A final category of plaintiffs who could get standing is colleges that refuse federal funding (including federal student loans), but compete with those who accept it. These mostly conservative-leaning institutions reject federal funds because they do not want to be subject to the regulations that come with them. Examples include Grove City College, and Hillsdale College. For obvious reasons, loan cancellation makes colleges that accept federal student loans more competitive relative to those that do not. The latter become relatively cheaper alternatives for students.

Courts have long recognized "competitor standing" to sue to challenge policies that strengthen the competitive market position of the plaintiff's rivals. Perhaps the competitive injury here is small. Maybe only a few students are likely  to forego attending Grove City College or Hillsdale as a result of Biden's actions. But even a small financial loss, such as nominal damages, is enough to qualify as an "injury in fact" under standing doctrine.

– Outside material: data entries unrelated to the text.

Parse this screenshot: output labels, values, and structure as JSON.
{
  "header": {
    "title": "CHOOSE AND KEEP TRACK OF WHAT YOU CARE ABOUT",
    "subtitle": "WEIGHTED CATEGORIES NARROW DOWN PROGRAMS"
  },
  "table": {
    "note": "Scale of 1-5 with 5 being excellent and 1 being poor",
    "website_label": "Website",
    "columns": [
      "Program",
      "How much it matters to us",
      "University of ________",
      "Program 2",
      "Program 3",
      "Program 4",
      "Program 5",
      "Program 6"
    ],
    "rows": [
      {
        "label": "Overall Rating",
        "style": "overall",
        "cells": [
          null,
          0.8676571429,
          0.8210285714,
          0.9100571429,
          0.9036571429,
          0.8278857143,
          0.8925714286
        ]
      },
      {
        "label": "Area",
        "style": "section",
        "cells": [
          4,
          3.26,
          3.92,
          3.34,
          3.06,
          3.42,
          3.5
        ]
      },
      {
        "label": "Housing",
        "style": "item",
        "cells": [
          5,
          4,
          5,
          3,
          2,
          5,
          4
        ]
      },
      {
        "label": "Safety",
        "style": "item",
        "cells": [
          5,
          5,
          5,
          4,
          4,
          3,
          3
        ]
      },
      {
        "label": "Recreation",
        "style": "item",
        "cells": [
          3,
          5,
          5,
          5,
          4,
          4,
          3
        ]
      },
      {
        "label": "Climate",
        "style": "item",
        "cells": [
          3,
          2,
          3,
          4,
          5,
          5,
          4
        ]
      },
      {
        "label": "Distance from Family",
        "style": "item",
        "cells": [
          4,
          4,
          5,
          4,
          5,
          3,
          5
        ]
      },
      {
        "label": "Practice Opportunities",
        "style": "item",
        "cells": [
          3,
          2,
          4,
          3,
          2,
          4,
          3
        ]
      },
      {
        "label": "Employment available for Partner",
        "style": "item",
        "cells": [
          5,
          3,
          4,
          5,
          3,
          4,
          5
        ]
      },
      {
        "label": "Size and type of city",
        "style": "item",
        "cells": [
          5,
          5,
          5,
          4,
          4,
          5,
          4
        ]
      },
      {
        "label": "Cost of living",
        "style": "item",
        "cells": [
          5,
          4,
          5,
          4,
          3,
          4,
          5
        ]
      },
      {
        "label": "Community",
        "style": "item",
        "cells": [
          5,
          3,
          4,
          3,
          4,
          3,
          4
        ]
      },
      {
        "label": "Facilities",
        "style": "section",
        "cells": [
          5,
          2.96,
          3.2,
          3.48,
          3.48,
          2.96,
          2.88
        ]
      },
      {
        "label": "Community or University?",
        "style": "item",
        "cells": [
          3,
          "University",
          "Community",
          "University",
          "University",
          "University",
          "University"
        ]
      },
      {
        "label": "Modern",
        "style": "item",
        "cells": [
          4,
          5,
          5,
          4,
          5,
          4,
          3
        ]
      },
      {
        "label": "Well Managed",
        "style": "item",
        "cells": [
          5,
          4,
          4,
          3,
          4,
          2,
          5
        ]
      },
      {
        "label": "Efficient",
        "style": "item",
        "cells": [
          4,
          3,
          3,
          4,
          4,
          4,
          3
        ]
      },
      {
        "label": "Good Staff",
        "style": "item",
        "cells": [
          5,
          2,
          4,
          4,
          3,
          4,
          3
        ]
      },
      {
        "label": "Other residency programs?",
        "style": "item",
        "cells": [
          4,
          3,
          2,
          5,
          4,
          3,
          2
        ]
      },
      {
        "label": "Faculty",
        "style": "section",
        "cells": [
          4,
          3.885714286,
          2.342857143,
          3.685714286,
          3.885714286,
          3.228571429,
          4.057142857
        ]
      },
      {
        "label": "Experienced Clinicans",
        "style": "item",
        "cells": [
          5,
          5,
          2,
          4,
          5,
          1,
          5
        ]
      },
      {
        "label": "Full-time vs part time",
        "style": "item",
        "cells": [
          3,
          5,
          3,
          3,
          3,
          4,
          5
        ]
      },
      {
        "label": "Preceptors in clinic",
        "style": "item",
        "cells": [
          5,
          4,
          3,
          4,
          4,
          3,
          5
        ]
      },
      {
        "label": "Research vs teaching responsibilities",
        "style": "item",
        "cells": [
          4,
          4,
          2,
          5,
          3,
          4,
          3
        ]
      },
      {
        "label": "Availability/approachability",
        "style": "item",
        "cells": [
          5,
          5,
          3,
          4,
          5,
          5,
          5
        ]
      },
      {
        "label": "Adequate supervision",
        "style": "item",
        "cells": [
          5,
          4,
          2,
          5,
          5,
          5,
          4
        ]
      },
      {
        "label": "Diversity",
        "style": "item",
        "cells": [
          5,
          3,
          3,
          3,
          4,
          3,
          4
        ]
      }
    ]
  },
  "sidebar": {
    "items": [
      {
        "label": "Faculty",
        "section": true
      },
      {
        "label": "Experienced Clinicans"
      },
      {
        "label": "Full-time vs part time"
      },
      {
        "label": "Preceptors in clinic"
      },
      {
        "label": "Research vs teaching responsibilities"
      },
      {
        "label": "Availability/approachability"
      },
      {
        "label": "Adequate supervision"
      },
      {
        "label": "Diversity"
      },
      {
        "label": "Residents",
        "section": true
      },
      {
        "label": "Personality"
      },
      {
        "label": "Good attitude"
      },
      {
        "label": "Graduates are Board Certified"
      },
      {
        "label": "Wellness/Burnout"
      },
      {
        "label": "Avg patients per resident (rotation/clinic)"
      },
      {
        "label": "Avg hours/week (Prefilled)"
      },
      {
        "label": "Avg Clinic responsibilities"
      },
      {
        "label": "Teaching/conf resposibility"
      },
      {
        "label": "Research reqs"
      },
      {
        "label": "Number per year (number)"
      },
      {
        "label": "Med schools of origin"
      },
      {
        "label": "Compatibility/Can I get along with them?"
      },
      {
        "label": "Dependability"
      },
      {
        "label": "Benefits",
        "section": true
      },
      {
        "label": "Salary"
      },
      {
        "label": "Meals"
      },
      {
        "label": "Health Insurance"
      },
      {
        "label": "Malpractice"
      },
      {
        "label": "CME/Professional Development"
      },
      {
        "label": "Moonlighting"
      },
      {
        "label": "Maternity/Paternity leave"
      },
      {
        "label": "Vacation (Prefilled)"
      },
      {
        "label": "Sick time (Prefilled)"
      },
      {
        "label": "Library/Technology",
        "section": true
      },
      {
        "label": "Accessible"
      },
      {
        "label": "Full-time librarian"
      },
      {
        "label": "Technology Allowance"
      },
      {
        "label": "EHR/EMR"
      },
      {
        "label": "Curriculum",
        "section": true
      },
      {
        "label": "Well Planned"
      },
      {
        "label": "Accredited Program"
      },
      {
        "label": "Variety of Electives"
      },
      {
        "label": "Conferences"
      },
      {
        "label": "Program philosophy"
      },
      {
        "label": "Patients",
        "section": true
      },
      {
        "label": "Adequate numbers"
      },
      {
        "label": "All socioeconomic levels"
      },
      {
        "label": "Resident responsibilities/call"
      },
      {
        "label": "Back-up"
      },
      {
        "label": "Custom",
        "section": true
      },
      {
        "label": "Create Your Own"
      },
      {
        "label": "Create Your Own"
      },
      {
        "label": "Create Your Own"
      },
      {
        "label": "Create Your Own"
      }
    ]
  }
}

These three possibilities aren't necessarily exhaustive. They are just the ones that most readily occur to me, and I admit I am far from being an expert on student loans. There may be other types of litigants who can also get standing to challenge Biden's student debt cancellation plan. But these examples do suggest that standing need not be a show-stopper here. More likely than not, courts will eventually have to rule on the legal merits of the policy.